Article 6 (f) is particularly interesting: "processing is necessary for the purposes of the legitimate interests pursued by the controller or by a third party, except where such interests are overridden by the interests or fundamental rights and freedoms of the data subject which require protection of personal data, in particular where the data subject is a child." and means that you can use someone's personal data if for your legitimate interests if  your interests are not overridden by the interests of the subjects of the data. Except for the case when the subject of the data is a child it is quite a vague statement.

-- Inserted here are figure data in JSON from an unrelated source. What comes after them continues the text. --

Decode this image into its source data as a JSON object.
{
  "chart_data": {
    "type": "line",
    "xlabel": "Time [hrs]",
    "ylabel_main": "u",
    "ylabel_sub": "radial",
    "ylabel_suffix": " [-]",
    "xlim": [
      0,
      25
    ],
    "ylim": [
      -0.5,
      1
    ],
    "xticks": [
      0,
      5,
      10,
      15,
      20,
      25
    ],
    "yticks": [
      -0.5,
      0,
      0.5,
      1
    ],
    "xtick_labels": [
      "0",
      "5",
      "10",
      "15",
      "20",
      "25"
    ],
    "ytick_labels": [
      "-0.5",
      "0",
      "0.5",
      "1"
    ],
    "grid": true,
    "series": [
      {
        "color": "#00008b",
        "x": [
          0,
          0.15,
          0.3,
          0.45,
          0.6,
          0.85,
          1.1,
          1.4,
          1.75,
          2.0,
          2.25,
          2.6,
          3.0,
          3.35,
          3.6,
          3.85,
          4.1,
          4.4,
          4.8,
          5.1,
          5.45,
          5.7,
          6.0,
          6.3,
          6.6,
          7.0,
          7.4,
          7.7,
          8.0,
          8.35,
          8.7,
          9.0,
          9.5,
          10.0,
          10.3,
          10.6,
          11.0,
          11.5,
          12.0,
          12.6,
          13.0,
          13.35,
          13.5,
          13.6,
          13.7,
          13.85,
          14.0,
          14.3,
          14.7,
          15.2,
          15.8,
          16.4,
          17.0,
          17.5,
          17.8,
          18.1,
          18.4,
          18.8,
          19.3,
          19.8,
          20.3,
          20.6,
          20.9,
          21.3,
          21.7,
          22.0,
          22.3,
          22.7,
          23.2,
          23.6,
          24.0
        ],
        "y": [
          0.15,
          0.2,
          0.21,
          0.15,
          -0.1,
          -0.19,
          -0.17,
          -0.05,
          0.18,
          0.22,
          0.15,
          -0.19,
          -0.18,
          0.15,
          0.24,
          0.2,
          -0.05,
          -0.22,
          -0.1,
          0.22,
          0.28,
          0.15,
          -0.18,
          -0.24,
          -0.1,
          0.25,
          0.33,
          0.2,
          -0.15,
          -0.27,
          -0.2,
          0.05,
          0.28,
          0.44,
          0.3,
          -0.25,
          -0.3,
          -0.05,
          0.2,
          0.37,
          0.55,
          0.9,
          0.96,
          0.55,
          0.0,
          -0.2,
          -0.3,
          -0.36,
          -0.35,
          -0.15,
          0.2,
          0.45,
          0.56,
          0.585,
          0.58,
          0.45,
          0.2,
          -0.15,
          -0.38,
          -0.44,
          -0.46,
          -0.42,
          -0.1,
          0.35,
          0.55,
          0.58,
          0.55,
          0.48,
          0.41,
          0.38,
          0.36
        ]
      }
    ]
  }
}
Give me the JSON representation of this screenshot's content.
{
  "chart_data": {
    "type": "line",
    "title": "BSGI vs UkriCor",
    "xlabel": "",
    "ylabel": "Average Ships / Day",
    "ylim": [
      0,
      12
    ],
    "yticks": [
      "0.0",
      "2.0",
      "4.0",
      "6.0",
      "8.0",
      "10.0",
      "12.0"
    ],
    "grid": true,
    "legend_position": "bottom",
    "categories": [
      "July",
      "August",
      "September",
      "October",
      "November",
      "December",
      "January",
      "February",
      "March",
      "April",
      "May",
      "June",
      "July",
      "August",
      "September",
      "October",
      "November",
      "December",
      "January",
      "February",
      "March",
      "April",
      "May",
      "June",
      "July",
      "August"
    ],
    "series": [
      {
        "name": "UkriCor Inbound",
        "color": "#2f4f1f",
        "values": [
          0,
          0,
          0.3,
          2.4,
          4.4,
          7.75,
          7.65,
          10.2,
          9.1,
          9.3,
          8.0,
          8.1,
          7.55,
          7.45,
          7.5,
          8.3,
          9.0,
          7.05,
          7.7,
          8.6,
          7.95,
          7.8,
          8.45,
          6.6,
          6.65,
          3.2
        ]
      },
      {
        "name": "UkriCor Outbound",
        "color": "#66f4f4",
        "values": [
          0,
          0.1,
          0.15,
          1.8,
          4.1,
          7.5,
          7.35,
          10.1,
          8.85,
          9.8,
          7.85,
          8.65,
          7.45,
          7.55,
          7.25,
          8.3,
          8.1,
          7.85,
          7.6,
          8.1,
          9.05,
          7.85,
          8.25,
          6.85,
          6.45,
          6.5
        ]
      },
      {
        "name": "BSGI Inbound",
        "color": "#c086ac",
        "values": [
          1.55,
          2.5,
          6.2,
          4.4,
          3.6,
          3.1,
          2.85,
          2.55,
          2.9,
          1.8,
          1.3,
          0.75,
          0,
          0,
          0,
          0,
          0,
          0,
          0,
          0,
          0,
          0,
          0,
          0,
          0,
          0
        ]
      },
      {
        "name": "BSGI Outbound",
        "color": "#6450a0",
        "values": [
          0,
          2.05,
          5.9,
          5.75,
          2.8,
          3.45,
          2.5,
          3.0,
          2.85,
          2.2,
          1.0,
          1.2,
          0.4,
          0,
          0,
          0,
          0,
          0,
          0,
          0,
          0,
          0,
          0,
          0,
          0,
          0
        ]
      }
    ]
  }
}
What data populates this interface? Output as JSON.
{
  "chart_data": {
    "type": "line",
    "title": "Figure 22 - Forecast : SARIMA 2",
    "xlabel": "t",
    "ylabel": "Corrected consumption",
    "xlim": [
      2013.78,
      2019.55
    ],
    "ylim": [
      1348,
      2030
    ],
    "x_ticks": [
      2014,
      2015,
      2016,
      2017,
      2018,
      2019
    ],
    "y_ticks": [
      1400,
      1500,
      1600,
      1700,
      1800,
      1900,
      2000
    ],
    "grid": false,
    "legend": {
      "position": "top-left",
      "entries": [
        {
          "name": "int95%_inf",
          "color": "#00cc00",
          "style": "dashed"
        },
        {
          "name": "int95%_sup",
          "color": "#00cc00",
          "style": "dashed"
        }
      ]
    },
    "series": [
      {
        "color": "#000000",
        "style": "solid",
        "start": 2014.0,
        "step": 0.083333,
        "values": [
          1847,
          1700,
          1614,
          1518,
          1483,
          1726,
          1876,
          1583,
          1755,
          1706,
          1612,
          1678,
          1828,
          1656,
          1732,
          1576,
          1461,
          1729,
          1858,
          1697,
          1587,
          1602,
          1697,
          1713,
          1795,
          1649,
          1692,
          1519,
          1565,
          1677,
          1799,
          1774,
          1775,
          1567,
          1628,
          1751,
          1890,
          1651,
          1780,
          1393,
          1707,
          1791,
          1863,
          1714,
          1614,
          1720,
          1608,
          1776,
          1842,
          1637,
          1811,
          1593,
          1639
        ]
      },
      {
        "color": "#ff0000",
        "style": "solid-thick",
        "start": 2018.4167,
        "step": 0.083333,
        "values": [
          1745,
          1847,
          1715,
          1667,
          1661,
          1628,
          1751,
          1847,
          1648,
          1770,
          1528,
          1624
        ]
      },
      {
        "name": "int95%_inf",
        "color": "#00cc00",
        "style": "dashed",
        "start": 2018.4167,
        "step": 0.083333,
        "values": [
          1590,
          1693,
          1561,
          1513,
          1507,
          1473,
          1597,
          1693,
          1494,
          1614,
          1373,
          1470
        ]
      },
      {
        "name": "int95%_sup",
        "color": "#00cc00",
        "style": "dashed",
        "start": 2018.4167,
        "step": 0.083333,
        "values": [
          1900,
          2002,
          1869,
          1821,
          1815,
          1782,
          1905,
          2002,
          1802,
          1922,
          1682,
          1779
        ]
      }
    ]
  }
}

Recital 47 of GDPR strictly states that: "The processing of personal data for direct marketing purposes may be regarded as carried out for a legitimate interest." To verify whether we have a legitimate interest, we can pass the following tests:

  • purpose test
  • necessity test
  • balancing test

From the marketing point of view, without much doubt, dispersing information about its products and services is a legitimate interest of any business. As long as we are within a legal framework, it means we e.g. don't want to promote illegal drugs, etc. and we follow the local opt-in/opt-out rules, we most likely pass the purpose test. The necessity test should verify that the processing of personal data is necessary. Email marketing is an incredibly efficient form of communication. Particularly a small company could decide quite easily that it is a necessary marketing tool because they simply have not enough funds to pay Google for PPC. Finally, the balancing test should assure that the benefits for the target customers overweight their costs. This is usually perhaps the most tricky test as we tend to focus on benefits for us instead of the benefits for the subjects, i.e. the customers. From my experience, the most important is perfect targeting. If you offer something what is of a real value for someone, something that they are currently looking for, they will hardly complain. Web advertising like Google or Facebook PPC is by the way based on the same assumption. If you are sending suspicious offers of Cialis to millions of addresses, it is hard to prove that the benefits of the emails for the customers are greater than the cost of their time for reading and removing spam. On the other hand, if you are e.g. a startup seeking funding and you receive an invitation into an accelerator, it could be in your real interest to receive such an email.